Miller spent Friday in jail and was released Saturday about noon with a “clunky black ankle monitor,” for which she must play a $10 daily fee.

“The world makes no sense,” she told LifeSiteNews.

“Last Saturday, the 26th of May, three people do a Red Rose Rescue” in the Washington, D.C. area, “and they get released with zero charges against them, free, totally free, scott free,” Miller said.

“We do the exact same thing in Orchard Lake, Michigan, last December, and we have the probation conditions from hell.”

Miller and Goodman were arrested December 2, 2017, along with Patrice Woodworth, Matthew Connolly, and Robert “Doc” Kovaly, after the five entered Kalo’s abortion facility with roses and offers of assistance for women in the waiting room in what is known as a Red Rose Rescue.

A six-person jury found them guilty of trespass and obstructing a police officer after a February trial presided over by 48th District Court Judge Marc Barron.

Barron, who refused to allow any reference to abortion during the trial, sentenced the five in March to a year’s reporting probation, eight days of community service and a $500 fine each.

As well as forbidding the five from going within 500 feet of any abortion center in the United States, Barron’s probation order also bans them from  having contact with each other.

Their lawyer, Robert Muise of the American Freedom Law Center, appealed the convictions and also filed an emergency motion to stay Barron’s sentence.

The five have been waiting more than two months for the Appellate Court to rule on the stay of their sentences.

Miller and Goodman decided that June 1 was “time to go back to the Women’s Center and simply exercise our rights, civil and certainly God-given right to witness to the sanctity of life and reach out to the mothers going into the clinic and turn them away from abortion,” the CPLS statement said.

Miller told LifeSiteNews she didn’t expect to get arrested Friday.

She thought the abortion center staff would call the court when they realized she and Goodman were breaching the order.
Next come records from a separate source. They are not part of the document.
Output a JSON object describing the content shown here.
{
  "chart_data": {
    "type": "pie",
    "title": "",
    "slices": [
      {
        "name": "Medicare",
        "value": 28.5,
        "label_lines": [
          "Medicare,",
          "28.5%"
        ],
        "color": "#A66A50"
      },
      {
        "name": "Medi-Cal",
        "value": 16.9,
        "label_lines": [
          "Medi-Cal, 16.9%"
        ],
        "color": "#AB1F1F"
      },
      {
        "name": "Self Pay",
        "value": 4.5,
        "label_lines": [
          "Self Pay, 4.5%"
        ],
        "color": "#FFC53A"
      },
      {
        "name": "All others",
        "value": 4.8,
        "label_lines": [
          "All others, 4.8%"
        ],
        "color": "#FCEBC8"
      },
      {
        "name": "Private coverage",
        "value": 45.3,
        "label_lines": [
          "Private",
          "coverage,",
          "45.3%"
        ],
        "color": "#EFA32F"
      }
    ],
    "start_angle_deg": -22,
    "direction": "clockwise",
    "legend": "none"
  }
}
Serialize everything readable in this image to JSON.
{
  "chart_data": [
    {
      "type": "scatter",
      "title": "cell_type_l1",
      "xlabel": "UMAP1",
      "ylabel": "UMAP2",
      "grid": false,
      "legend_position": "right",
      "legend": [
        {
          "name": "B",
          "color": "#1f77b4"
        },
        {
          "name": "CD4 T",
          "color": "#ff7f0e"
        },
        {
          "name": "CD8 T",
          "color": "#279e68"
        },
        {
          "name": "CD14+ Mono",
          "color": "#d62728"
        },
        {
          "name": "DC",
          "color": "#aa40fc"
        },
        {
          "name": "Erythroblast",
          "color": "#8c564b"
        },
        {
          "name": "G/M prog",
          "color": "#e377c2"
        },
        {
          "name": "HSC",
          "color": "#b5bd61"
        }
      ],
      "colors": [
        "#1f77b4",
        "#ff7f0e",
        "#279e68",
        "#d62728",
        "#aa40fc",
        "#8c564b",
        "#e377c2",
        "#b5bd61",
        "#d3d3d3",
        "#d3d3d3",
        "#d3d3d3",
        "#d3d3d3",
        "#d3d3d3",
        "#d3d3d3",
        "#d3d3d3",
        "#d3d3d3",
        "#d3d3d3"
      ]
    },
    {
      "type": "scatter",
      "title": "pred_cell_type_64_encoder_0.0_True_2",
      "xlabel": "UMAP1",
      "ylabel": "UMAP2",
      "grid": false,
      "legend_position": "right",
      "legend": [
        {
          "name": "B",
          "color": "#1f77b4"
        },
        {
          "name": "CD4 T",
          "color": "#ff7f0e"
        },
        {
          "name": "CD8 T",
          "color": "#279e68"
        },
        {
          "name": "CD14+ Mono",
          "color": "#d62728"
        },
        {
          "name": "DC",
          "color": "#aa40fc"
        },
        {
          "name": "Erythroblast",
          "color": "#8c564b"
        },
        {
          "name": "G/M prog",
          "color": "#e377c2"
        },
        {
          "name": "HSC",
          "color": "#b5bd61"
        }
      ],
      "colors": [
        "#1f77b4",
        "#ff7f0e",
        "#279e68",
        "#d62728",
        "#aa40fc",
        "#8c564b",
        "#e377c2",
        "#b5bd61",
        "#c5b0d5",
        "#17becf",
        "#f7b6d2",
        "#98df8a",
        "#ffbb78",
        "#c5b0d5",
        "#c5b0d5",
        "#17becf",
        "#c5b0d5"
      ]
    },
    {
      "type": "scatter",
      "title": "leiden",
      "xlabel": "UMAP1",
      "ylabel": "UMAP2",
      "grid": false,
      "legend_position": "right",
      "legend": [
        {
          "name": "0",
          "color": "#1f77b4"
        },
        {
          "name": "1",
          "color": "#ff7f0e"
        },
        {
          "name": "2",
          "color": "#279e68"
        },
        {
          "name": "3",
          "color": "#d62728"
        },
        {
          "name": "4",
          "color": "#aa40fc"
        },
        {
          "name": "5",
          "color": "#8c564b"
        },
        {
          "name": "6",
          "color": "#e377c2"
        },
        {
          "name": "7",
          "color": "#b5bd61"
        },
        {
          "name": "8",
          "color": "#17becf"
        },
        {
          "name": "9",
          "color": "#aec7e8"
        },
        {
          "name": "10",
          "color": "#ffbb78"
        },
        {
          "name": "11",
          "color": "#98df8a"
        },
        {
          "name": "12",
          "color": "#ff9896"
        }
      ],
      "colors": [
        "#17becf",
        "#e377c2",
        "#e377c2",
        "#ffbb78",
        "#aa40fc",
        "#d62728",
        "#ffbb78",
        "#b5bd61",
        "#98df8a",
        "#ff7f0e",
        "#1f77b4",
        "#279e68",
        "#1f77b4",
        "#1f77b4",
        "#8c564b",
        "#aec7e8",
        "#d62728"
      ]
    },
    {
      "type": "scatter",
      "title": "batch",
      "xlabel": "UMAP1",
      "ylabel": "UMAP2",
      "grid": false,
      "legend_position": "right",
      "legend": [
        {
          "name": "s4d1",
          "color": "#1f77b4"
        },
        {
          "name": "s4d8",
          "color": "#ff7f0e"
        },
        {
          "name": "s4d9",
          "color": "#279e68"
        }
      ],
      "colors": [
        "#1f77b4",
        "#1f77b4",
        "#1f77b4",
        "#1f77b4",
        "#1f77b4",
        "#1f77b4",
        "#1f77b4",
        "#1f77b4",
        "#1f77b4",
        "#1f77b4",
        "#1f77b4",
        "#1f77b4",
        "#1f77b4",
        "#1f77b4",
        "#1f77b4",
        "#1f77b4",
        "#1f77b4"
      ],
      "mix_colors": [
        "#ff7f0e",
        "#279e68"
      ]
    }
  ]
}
Instead, staff called the police and claimed the pro-lifers had trespassed on their property.

One of the police officers who responded recognized them from the December 2 arrest, and had testified at their trial, so was aware of Barron’s probation order.

Miller expected she and Goodman would appear before Barron, but such was not the case.

Nor did she expect “a tether. Who even knew such a thing existed,” she said.

“They didn’t have to stick us with this. They didn’t have to do anything, they could have let us out on our own recognizance. They could have done a thousand different things. This is absolutely incredible, what we’ve gone through for a ‘simple’ trespass case.”

An associate professor of theology at Michigan’s Madonna University, Miller was involved in the rescue movement in the 1990s, and spent some eight months in jail in total but was granted work and child care release.

“I got out of jail every day to go home and go to work,” she said.

This time around Miller admits she could be “risking her job,” and doesn’t know what’s going to happen.

Her CPLS statement is asking for prayers for all involved, including Goodman, whom Miller describes as a “pro-life missionary” and an “incredibly, incredibly spiritual person.”

“Pray for Will Goodman, who is carrying the heavy cross of incarceration, unjustly imprisoned for his defense of the unborn, locked up until at least June 14th,” it says.

CPLS asks for prayers for Yolanda, who remains under her boyfriend’s pressure to abort.

And it asks people to pray “that justice will be done for the unborn when we return to court June 14th. Pray God gives us courage to be a voice for the voiceless unborn.”